Versions
OpenSearch v2.11.0
Describe the issue:
I have 1000 indices spanning over last 40 days, storing 10 TBs (including 1 replica) under patterns logs-webeos-*
, logs-paas-*
, logs-app-*
containing documents like the below, most importantly specifying data.cluster_name
and data.namespace
.
"data": {
"server_name": "my_server:8080",
"srvconn": "0",
"time_backend_response": "0",
"actconn": "1",
"time_queue": "0",
"pid": "1175",
"program": "haproxy",
"http_verb": "GET",
"client_port": "48760",
"syslog_timestamp": "Nov 27 00:00:37",
"backend_name": "name:health-checks",
"beconn": "0",
"client_ip": "my_client_ip",
"captured_response_cookie": "-",
"haproxy_log_type": "HTTP_logs",
"cluster_name": "test_cluster",
"http_status_code": "200",
"captured_request_cookie": "-",
"termination_state": "--NI",
"feconn": "1",
"srv_queue": "0",
"syslog_server": "my_syslog_server",
"http_version": "1.1",
"bytes_read": "821",
"captured_request_headers": "my_captured_request_headers",
"retries": "0",
"backend_queue": "0",
"time_request": "0",
"accept_date": "27/Nov/2023:00:00:37.370",
"namespace": "ingress-health-checks",
"frontend_name": "public",
"time_duration": "0",
"http_request": "/",
"time_backend_connect": "0"
},
"metadata": {
"partition": "24",
"type_prefix": "logs",
"kafka_timestamp": 1701043240883,
"host": "11.86.8.9",
"json": "true",
"producer": "openshift",
"topic": "openshift_logs",
"_id": "15454bf1-d105-c8d3-9912-36a9556123d5",
"type": "test",
"timestamp": 1701043237000
}
Then, I want to set Document Level Security, so that people only see their documents and not the rest. This is the DLS query to achieve that:
{
"bool": {
"must": [
{
"term": {
"data.cluster_name": "$CLUSTER_NAME"
}
},
{
"term": {
"data.namespace": "$NAMESPACE"
}
}
]
}
}
And this is an example role, let’s name it my_role1
:
"cluster_permissions": [],
"index_permissions": [
{
"index_patterns": [
"logs-webeos-*", "logs-paas-*", "logs-app-*"
],
"dls": $DLS_AS_DEFINED_ABOVE,
"allowed_actions": ["read"],
"fls": [],
"masked_fields": []
}
],
"tenant_permissions": [
{
"tenant_patterns": ["global_tenant"],
"allowed_actions": ["kibana_all_read"]
}
]
I have many of these roles, each time defining the appropriate $CLUSTER_NAME
and $NAMESPACE
. Since I have integrated LDAP for authz, I map each role to the appropriate group of people using the backend_role and/or the user as sometimes only the project owner exists and some other times it is the project admin group.
{
"users": [
$PROJECT_OWNER
],
"backend_roles": [
$PROJECT_ADMIN_GROUP
],
"hosts": []
}
So, a PUT _plugins/_security/api/rolesmapping/my_role1
with the above body does the trick.
I have 6 data nodes, 3 master nodes and 3 client nodes supporting this cluster.

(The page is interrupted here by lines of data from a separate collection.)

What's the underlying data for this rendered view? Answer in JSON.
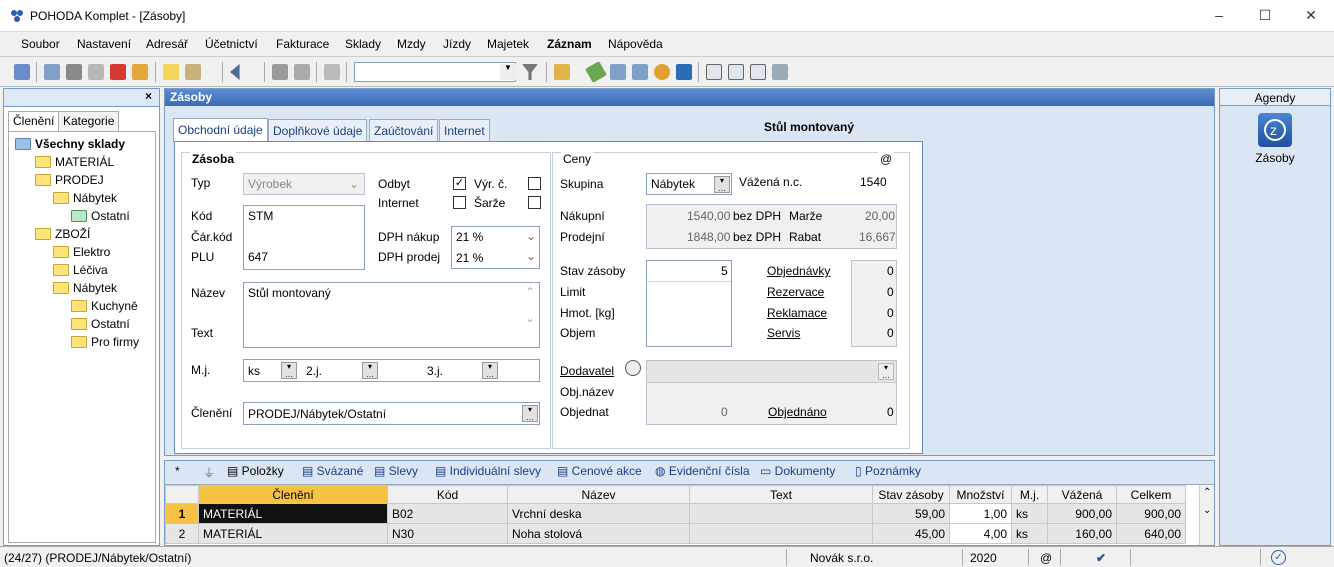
{
  "window": {
    "title": "POHODA Komplet - [Zásoby]",
    "minimize": "–",
    "maximize": "☐",
    "close": "✕"
  },
  "menu": [
    "Soubor",
    "Nastavení",
    "Adresář",
    "Účetnictví",
    "Fakturace",
    "Sklady",
    "Mzdy",
    "Jízdy",
    "Majetek",
    "Záznam",
    "Nápověda"
  ],
  "left": {
    "close": "×",
    "tabs": [
      "Členění",
      "Kategorie"
    ],
    "tree": [
      "Všechny sklady",
      "MATERIÁL",
      "PRODEJ",
      "Nábytek",
      "Ostatní",
      "ZBOŽÍ",
      "Elektro",
      "Léčiva",
      "Nábytek",
      "Kuchyně",
      "Ostatní",
      "Pro firmy"
    ]
  },
  "main": {
    "title": "Zásoby",
    "tabs": [
      "Obchodní údaje",
      "Doplňkové údaje",
      "Zaúčtování",
      "Internet"
    ],
    "record_title": "Stůl montovaný",
    "zasoba": {
      "section": "Zásoba",
      "typ_label": "Typ",
      "typ_value": "Výrobek",
      "odbyt_label": "Odbyt",
      "vyrc_label": "Výr. č.",
      "internet_label": "Internet",
      "sarze_label": "Šarže",
      "kod_label": "Kód",
      "kod_value": "STM",
      "carkod_label": "Čár.kód",
      "plu_label": "PLU",
      "plu_value": "647",
      "dph_nakup_label": "DPH nákup",
      "dph_nakup_value": "21 %",
      "dph_prodej_label": "DPH prodej",
      "dph_prodej_value": "21 %",
      "nazev_label": "Název",
      "nazev_value": "Stůl montovaný",
      "text_label": "Text",
      "mj_label": "M.j.",
      "mj_value": "ks",
      "mj2_label": "2.j.",
      "mj3_label": "3.j.",
      "cleneni_label": "Členění",
      "cleneni_value": "PRODEJ/Nábytek/Ostatní"
    },
    "ceny": {
      "section": "Ceny",
      "at": "@",
      "skupina_label": "Skupina",
      "skupina_value": "Nábytek",
      "vazena_label": "Vážená n.c.",
      "vazena_value": "1540",
      "nakupni_label": "Nákupní",
      "nakupni_value": "1540,00",
      "bezdph1": "bez DPH",
      "marze_label": "Marže",
      "marze_value": "20,00",
      "prodejni_label": "Prodejní",
      "prodejni_value": "1848,00",
      "bezdph2": "bez DPH",
      "rabat_label": "Rabat",
      "rabat_value": "16,667",
      "stav_label": "Stav zásoby",
      "stav_value": "5",
      "limit_label": "Limit",
      "hmot_label": "Hmot. [kg]",
      "objem_label": "Objem",
      "objednavky_label": "Objednávky",
      "objednavky_value": "0",
      "rezervace_label": "Rezervace",
      "rezervace_value": "0",
      "reklamace_label": "Reklamace",
      "reklamace_value": "0",
      "servis_label": "Servis",
      "servis_value": "0",
      "dodavatel_label": "Dodavatel",
      "objnazev_label": "Obj.název",
      "objednat_label": "Objednat",
      "objednat_value": "0",
      "objednano_label": "Objednáno",
      "objednano_value": "0"
    }
  },
  "right": {
    "header": "Agendy",
    "item": "Zásoby"
  },
  "bottom": {
    "star": "*",
    "tabs": [
      "Položky",
      "Svázané",
      "Slevy",
      "Individuální slevy",
      "Cenové akce",
      "Evidenční čísla",
      "Dokumenty",
      "Poznámky"
    ],
    "columns": [
      "",
      "Členění",
      "Kód",
      "Název",
      "Text",
      "Stav zásoby",
      "Množství",
      "M.j.",
      "Vážená",
      "Celkem"
    ],
    "rows": [
      [
        "1",
        "MATERIÁL",
        "B02",
        "Vrchní deska",
        "",
        "59,00",
        "1,00",
        "ks",
        "900,00",
        "900,00"
      ],
      [
        "2",
        "MATERIÁL",
        "N30",
        "Noha stolová",
        "",
        "45,00",
        "4,00",
        "ks",
        "160,00",
        "640,00"
      ]
    ]
  },
  "status": {
    "left": "(24/27) (PRODEJ/Nábytek/Ostatní)",
    "company": "Novák s.r.o.",
    "year": "2020",
    "at": "@"
  }
}
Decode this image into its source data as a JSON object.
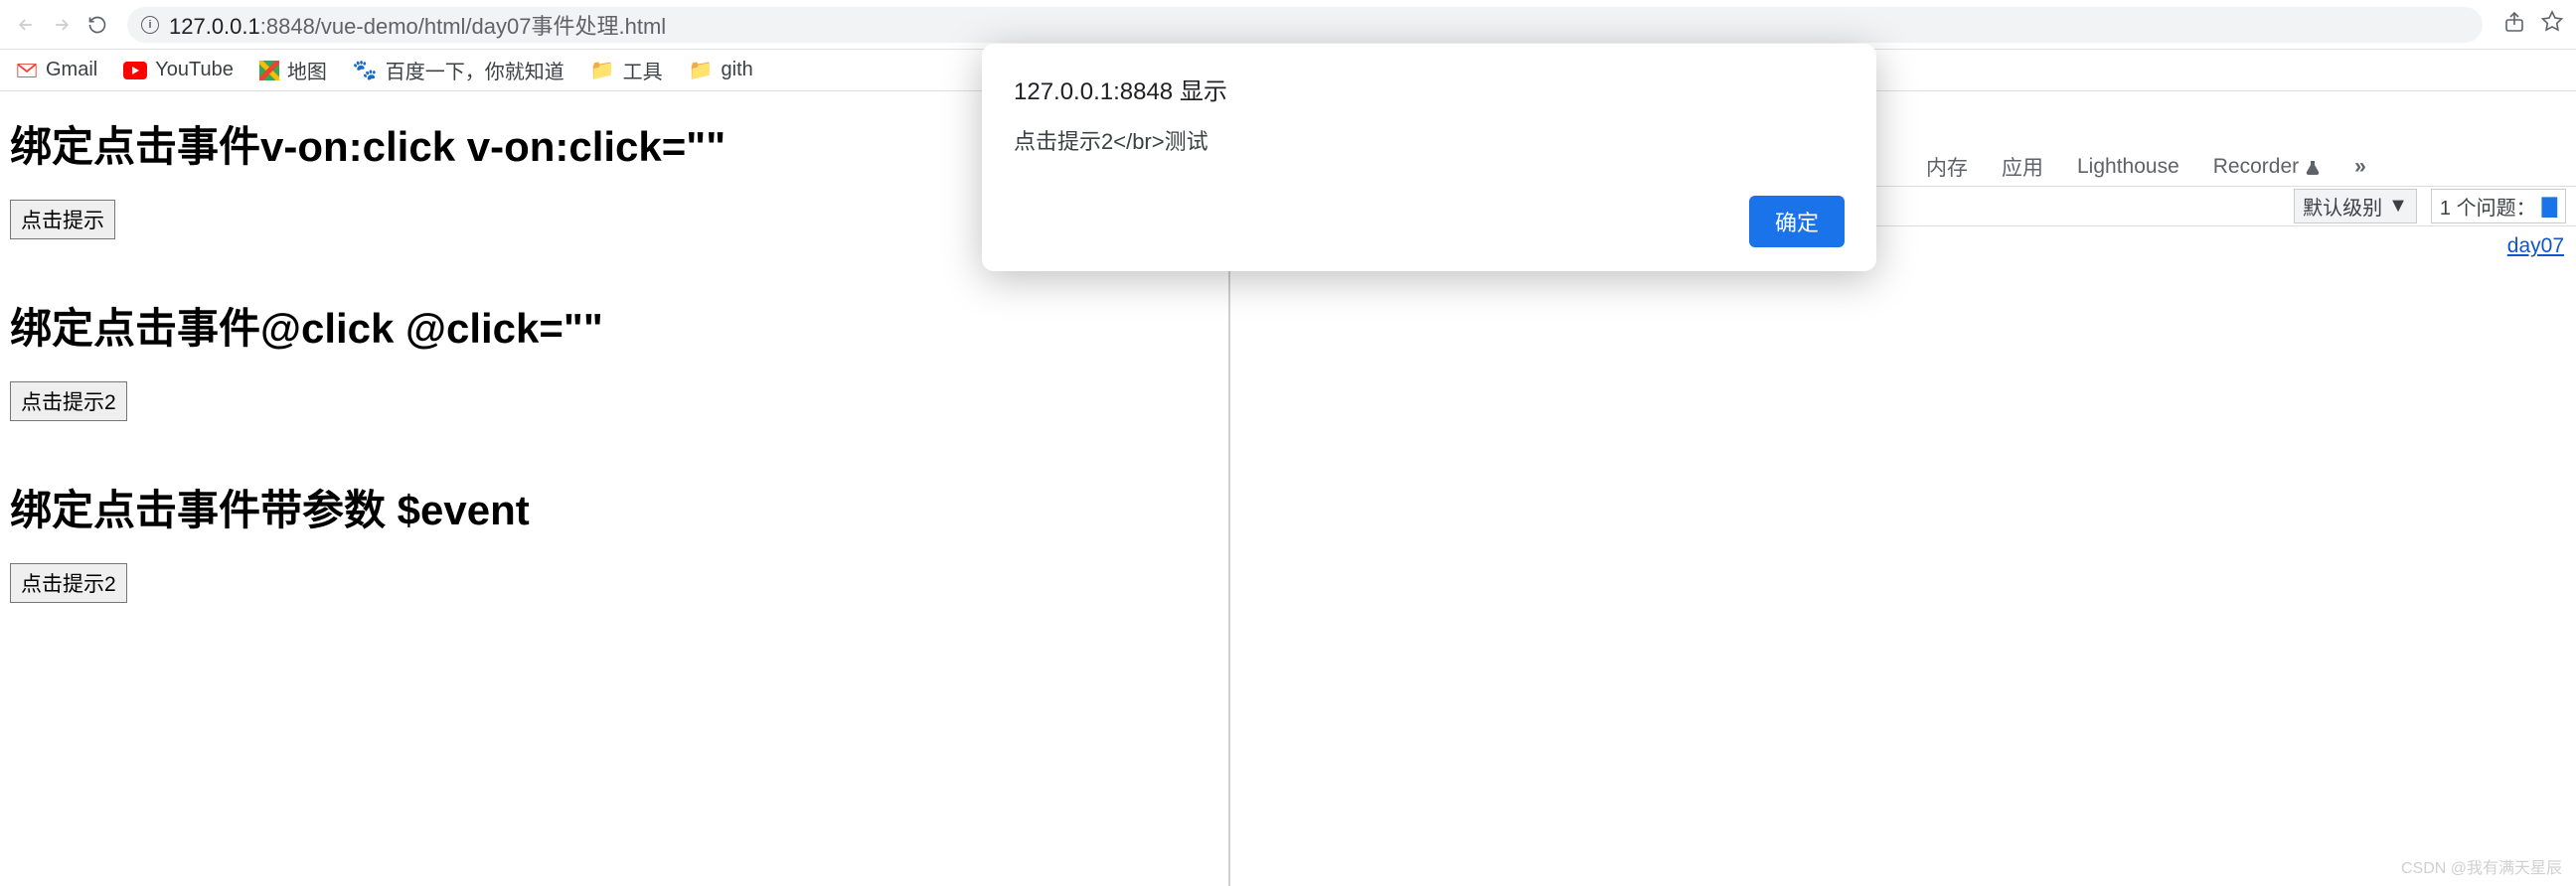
{
  "browser": {
    "url_host": "127.0.0.1",
    "url_port": ":8848",
    "url_path": "/vue-demo/html/day07事件处理.html"
  },
  "bookmarks": [
    {
      "label": "Gmail"
    },
    {
      "label": "YouTube"
    },
    {
      "label": "地图"
    },
    {
      "label": "百度一下，你就知道"
    },
    {
      "label": "工具"
    },
    {
      "label": "gith"
    }
  ],
  "page": {
    "heading1": "绑定点击事件v-on:click v-on:click=\"\"",
    "btn1": "点击提示",
    "heading2": "绑定点击事件@click @click=\"\"",
    "btn2": "点击提示2",
    "heading3": "绑定点击事件带参数 $event",
    "btn3": "点击提示2"
  },
  "alert": {
    "title": "127.0.0.1:8848 显示",
    "message": "点击提示2</br>测试",
    "ok": "确定"
  },
  "devtools": {
    "tabs": {
      "memory": "内存",
      "application": "应用",
      "lighthouse": "Lighthouse",
      "recorder": "Recorder"
    },
    "level": "默认级别",
    "issues_label": "1 个问题：",
    "source_link": "day07"
  },
  "watermark": "CSDN @我有满天星辰"
}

- Each data node has 31 GB RAM and 2560 GB of local SSD disk space with 16 vcpus.
- Each master node has 4 GB RAM and 2 vcpus
- Each client node has 16 GB RAM and 8 vcpus
Scaling problem
I want to create a total of 5000 roles and respective role mappings to make my DLS scenario work. However, already on the scale of 300 roles and mappings, the data nodes become too busy (going over 90% heap utilisation), and they are no longer able to cope with the ingestion load.
Do you have any scaling suggestions on the above?
Would moving data.cluster_name
and data.namespace
fields one level above (not nested under “data”) have a significant impact on the performance?
Should these 5000 roles be as stripped-down as possible? For example maybe we should remove tenant_permissions from them and apply it on another role globally?
If you have any idea how to scale this better I would be more than happy
Many thanks in advance for your time!